Senza più questo assetto, la Flotta è stata menomata non tanto nella sua capacità di fuoco terrestre o antinave, quanto negli ambiti già indicati, che sono fondamentali per un’operazione di sbarco anfibio in un settore del fronte, quello a sud di Odessa, che ha già dimostrato essere una piccola bolla Anti Access/Area Denial (A2/AD) ucraina (vedere riconquista dell’Isola dei Serpenti).
Le tre fregate classe Grigorovich, le più moderne che la Russia ha nel Mar Nero (e in tutta la flotta), hanno sistemi di livello inferiore rispetto a quelli della “Moskva” e soprattutto montano la versione navalizzata del sistema antiaereo Buk, utilizzante il missile 9M317M/ME, che ha un raggio di ingaggio ben inferiore rispetto agli S-300F. Questo significa che per offrire l’adeguato ombrello protettivo antiaereo, dovrebbero portarsi più sotto-costa, mettendosi nel raggio d’azione dei missili antinave ucraini (Harpoon e forse una o due batterie di autoctoni Neptun).
La dimostrazione dell’efficacia di questa bolla di interdizione, che sfrutta anche velivoli unmanned, è dimostrata dallo spostamento degli assetti più preziosi della Flotta del Mar Nero – i sottomarini classe Kilo nelle varie versioni – dal porto di Sebastopoli a quello di Novorossiysk.
Dal punto di vista dottrinale, poi, abbiamo più volte ripetuto che la Russia non utilizza le truppe anfibie in assalti in grande stile (la sua fanteria di marina, al completo, fa contare 12mila effettivi cioè un decimo dei Marines statunitensi), come avviene in Occidente, ma solo di concerto con l’avanzata terrestre, come avvenuto del resto nel corso della stessa guerra quando c’è stato un piccolo sbarco dietro le linee ucraine tra Mariupol e Berdyansk.

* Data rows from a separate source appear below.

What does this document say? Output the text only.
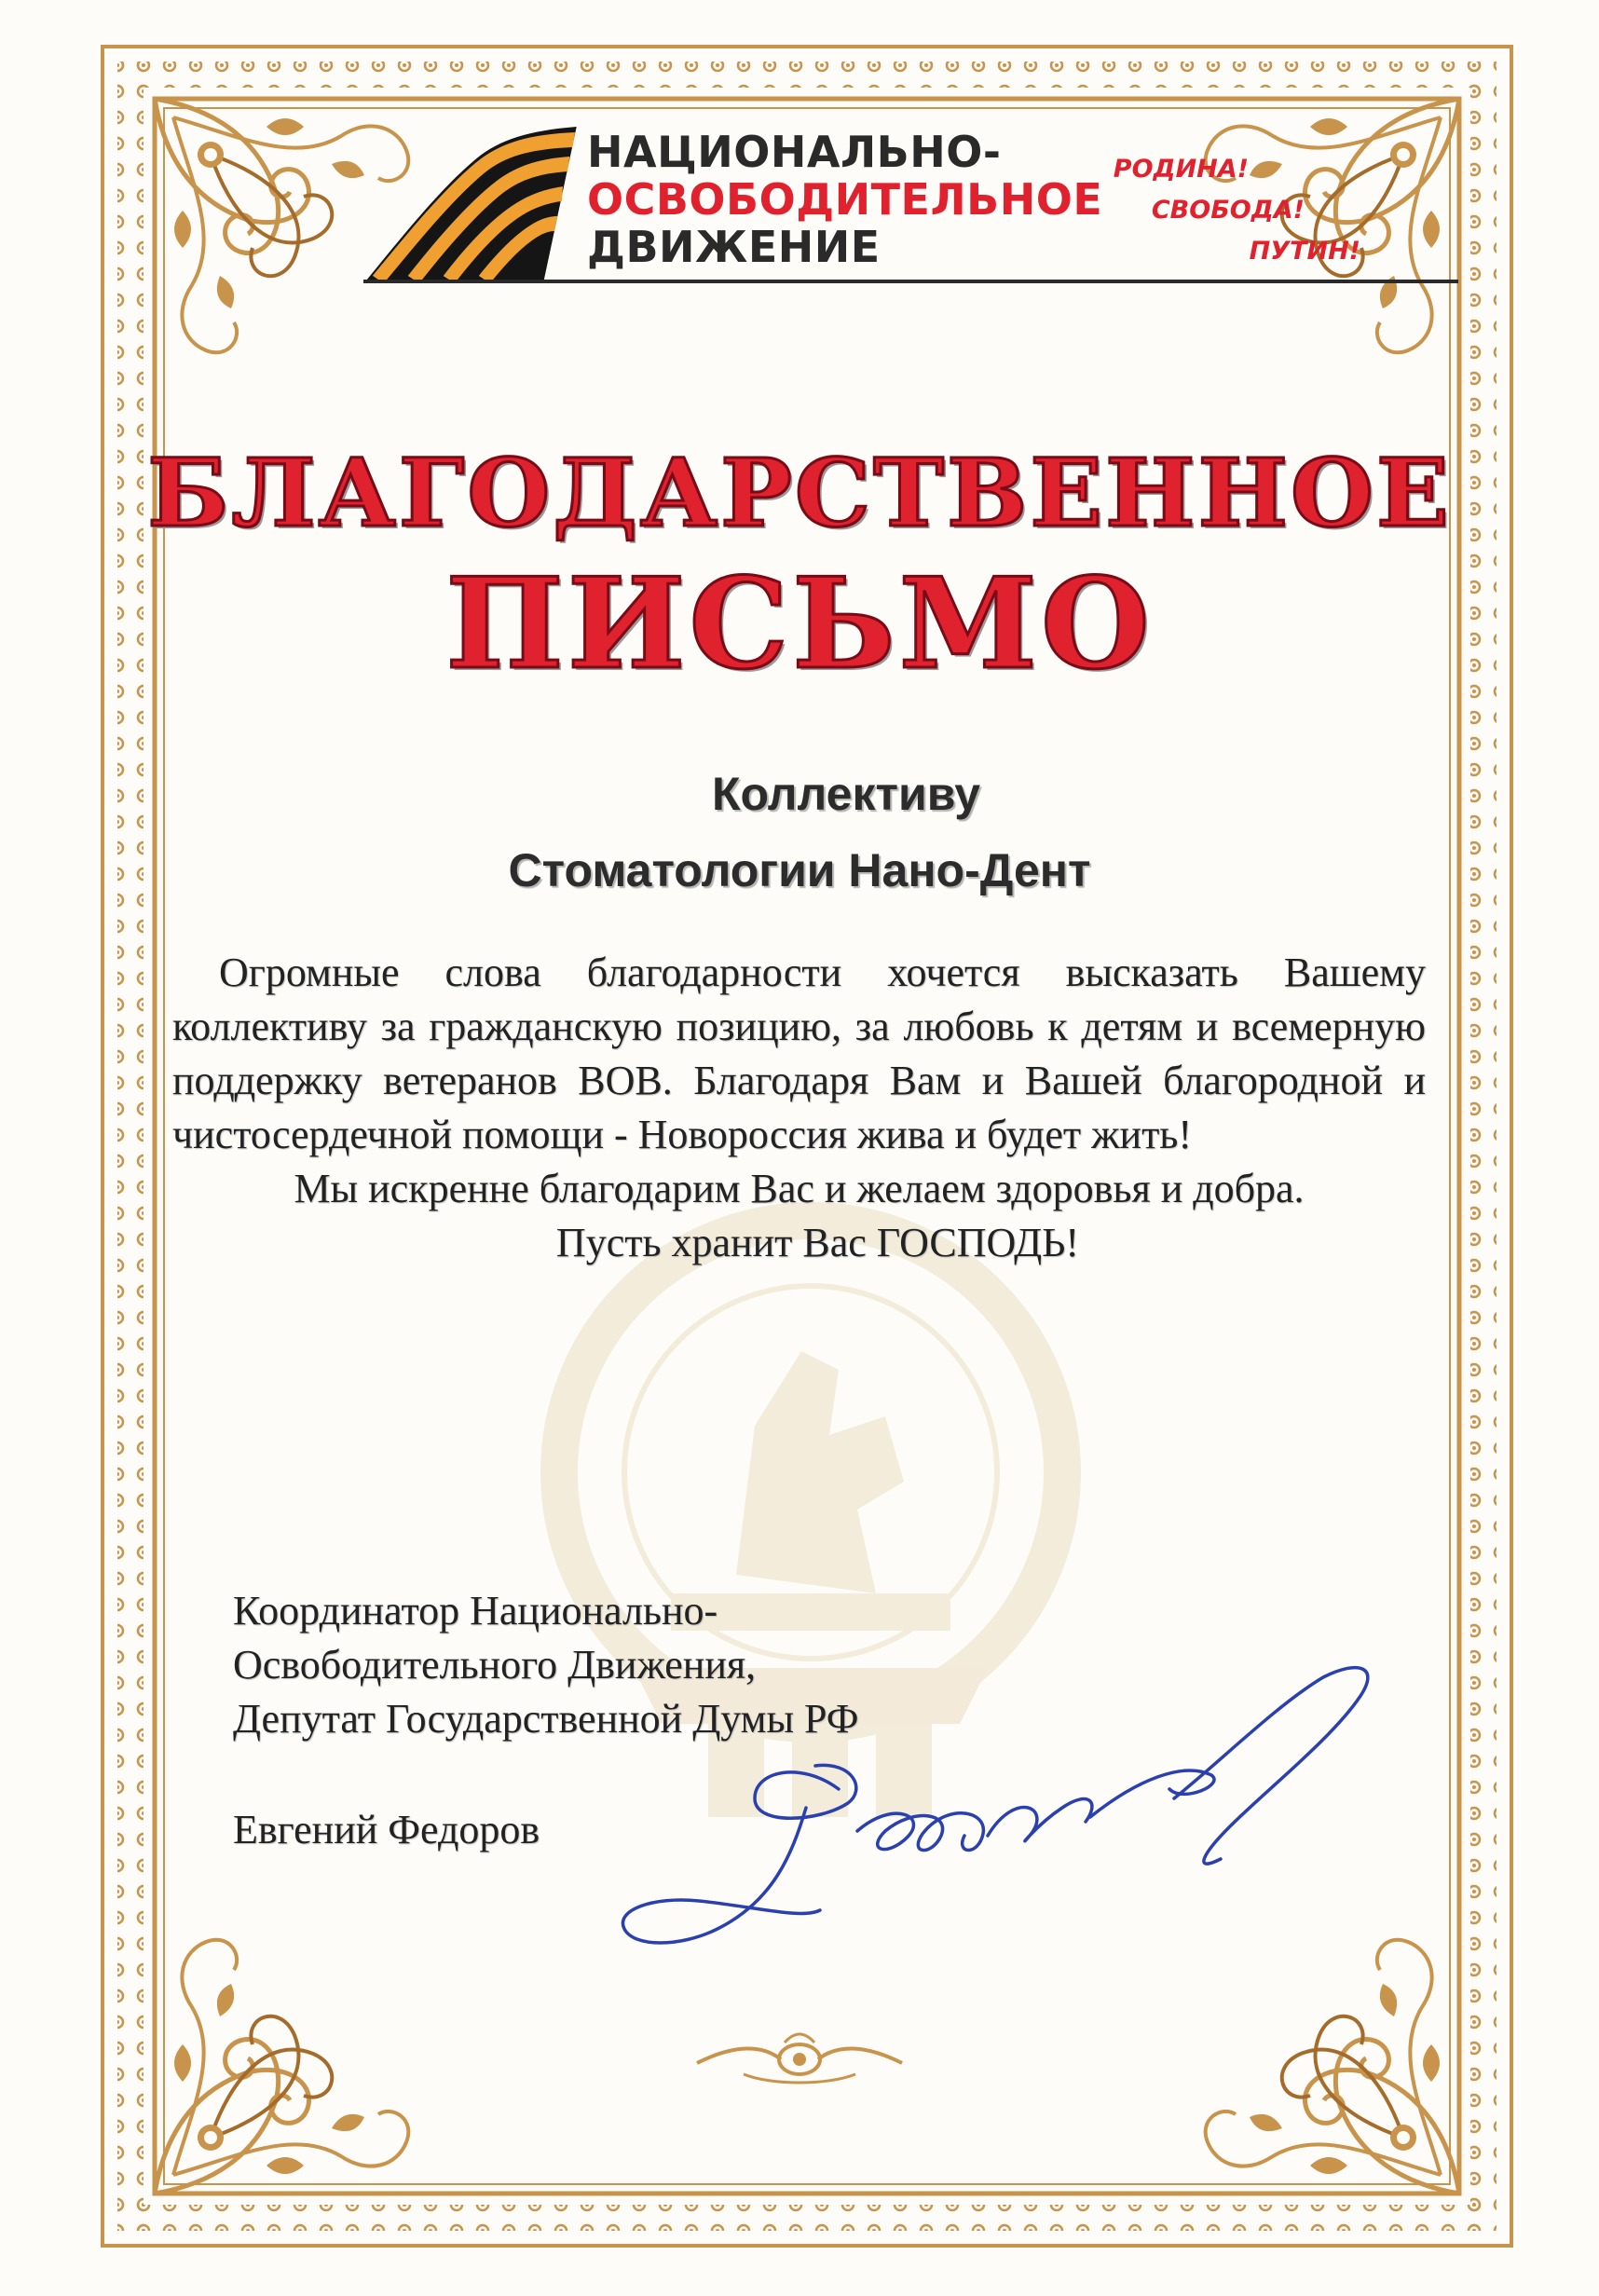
НАЦИОНАЛЬНО-
ОСВОБОДИТЕЛЬНОЕ
ДВИЖЕНИЕ
РОДИНА!
СВОБОДА!
ПУТИН!
БЛАГОДАРСТВЕННОЕ
ПИСЬМО
Коллективу
Стоматологии Нано-Дент

Огромные слова благодарности хочется высказать Вашему коллективу за гражданскую позицию, за любовь к детям и всемерную поддержку ветеранов ВОВ. Благодаря Вам и Вашей благородной и чистосердечной помощи - Новороссия жива и будет жить!

Мы искренне благодарим Вас и желаем здоровья и добра.

Пусть хранит Вас ГОСПОДЬ!

Координатор Национально-
Освободительного Движения,
Депутат Государственной Думы РФ
Евгений Федоров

Ci sentiamo quindi di escludere che la Russia possa seriamente minacciare la Moldavia e cercare di raggiungere la Transnistria, sebbene la possibilità di simulare uno sbarco possa essere plausibile ma sconsigliabile: l’Ucraina, infatti, utilizzerebbe le sue restanti forze aeree per cercare di contrastarlo, e molto probabilmente la Russia avrebbe l’occasione di spazzarle via dai cieli, ma sarebbe un’operazione ad altissimo rischio per lo Stato maggiore russo, perché dovrebbe mettere in conto la perdita di qualche unità navale, che non si può rimpiazzare in breve tempo data la chiusura degli Stretti del Bosforo e dei Dardanelli dall’inizio del conflitto alle unità navali di Paesi belligeranti come da Trattato di Montreux. L’intensa attività ricognitiva della Nato al confine con la Moldavia si spiega, come sempre, nella stessa dottrina militare che vuole che si consideri ogni tipo di possibilità, anche quella meno realistica.